My book LORD OF BONES is the September pick here for the Barnes and Noble paranormal and urban fantasy book club. My great thanks to Paul Goat Allen. Come by, come by, come by the forums, even if you haven’t read the thing, or even if you kind of hate it.
June and August were months of hard reflection for me, due to the LCE (Life-Changing-Event) that will continue to be cloaked in mystery (or “mystery”, if you’re a type who might want to make air quotes). Let me be clear: this is not exactly tragic. My ten-week-old son Nevada Alexander Musk died of a SIDS-related event six years ago. That event was a tragedy. This is cake. It is just a very sad cake — like the bricklike Christmas fruity kind some cousin (the weird one who has been quietly resenting you for years) might regift you for your birthday. In June.
But every now and again, the mist that hangs over all of us to varying degrees clears up a little, or a lot, and you look around and realize you’re on a deserted island*. Although you’ve got enough drinkable water to last until the next luxury cruise ship comes in, the only thing to eat is your weird-cousin fucking fruitcake. So you put it off for as long as possible. Then you eat up every crumb.
And find, in the midst of all that yuckiness — which in this scenario remains difficult to ingest despite the miraculous tasty spice of your own ravenous hunger — some deeply nourishing nugget that your soul has been desperate for all along. Otherwise it’s your doom to end up back on that island, again and again and again, only to find it shrinking in size…until you turn blue and sink down into seaweed, and perhaps some lovely coral if humankind hasn’t totally destroyed it by then.
Okay, yes, I know, it’s a wacked-out analogy.
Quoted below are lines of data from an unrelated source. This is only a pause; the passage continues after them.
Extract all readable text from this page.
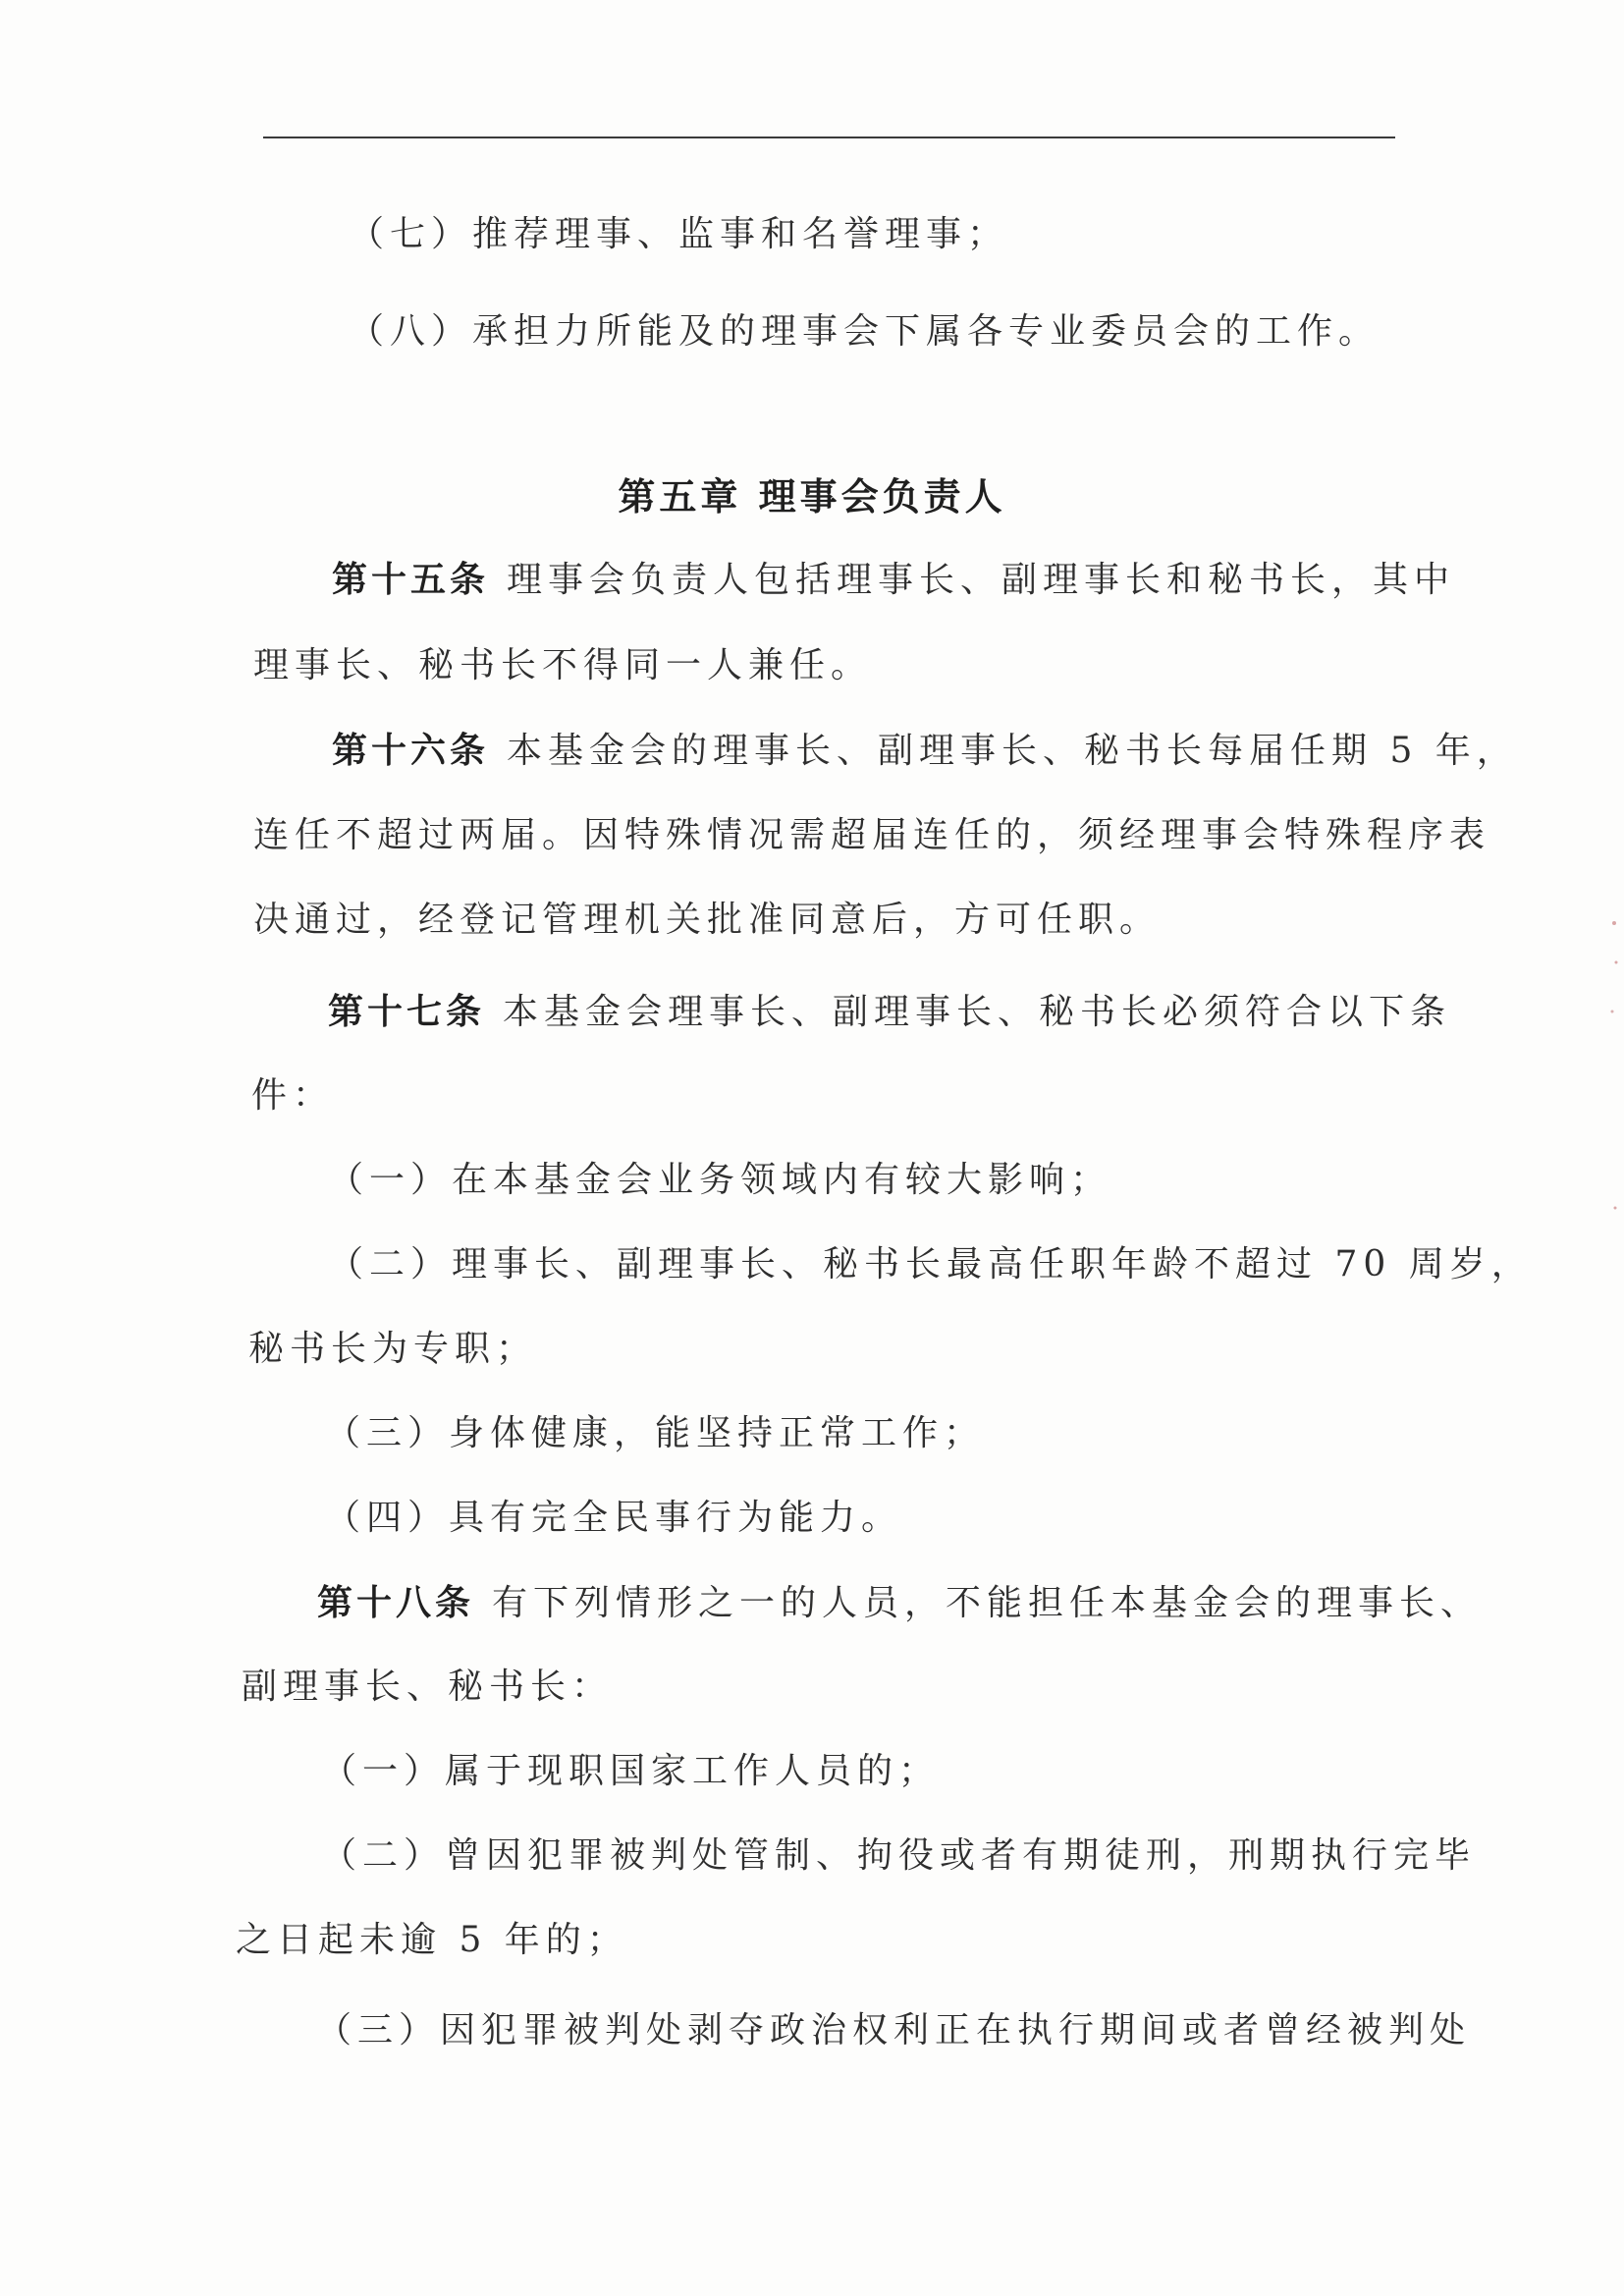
（七）推荐理事、监事和名誉理事；
（八）承担力所能及的理事会下属各专业委员会的工作。
第五章 理事会负责人
第十五条 理事会负责人包括理事长、副理事长和秘书长，其中
理事长、秘书长不得同一人兼任。
第十六条 本基金会的理事长、副理事长、秘书长每届任期 5 年，
连任不超过两届。因特殊情况需超届连任的，须经理事会特殊程序表
决通过，经登记管理机关批准同意后，方可任职。
第十七条 本基金会理事长、副理事长、秘书长必须符合以下条
件：
（一）在本基金会业务领域内有较大影响；
（二）理事长、副理事长、秘书长最高任职年龄不超过 70 周岁，
秘书长为专职；
（三）身体健康，能坚持正常工作；
（四）具有完全民事行为能力。
第十八条 有下列情形之一的人员，不能担任本基金会的理事长、
副理事长、秘书长：
（一）属于现职国家工作人员的；
（二）曾因犯罪被判处管制、拘役或者有期徒刑，刑期执行完毕
之日起未逾 5 年的；
（三）因犯罪被判处剥夺政治权利正在执行期间或者曾经被判处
But at the moment it’s all I got.
My favorite place for aforementioned hard reflection is a stunning multileveled deck that overlooks hillsides laced with roads and studded with mansions diminished by distance until they look unreal and toylike.
Unfortunately the deck doesn’t belong to me, otherwise I’d do all my reflecting there, or maybe just stare and sip wine — or coffee, depending — and strike attractive thinker-type poses. The other night I had dinner with two friends in the courtyard patio of a charming little restaurant, and afterwards we visited The Deck. We talked about everything and nothing as billows of fog drifted round us, stealing the view, folding us into a private ghost world. Hours ticked by. They were slow and intimate and cool, those hours. They were part of that nugget in the fruitcake, and once again I find myself grateful.
* No, I have no idea how you got there. I choose not to trouble myself with such detail.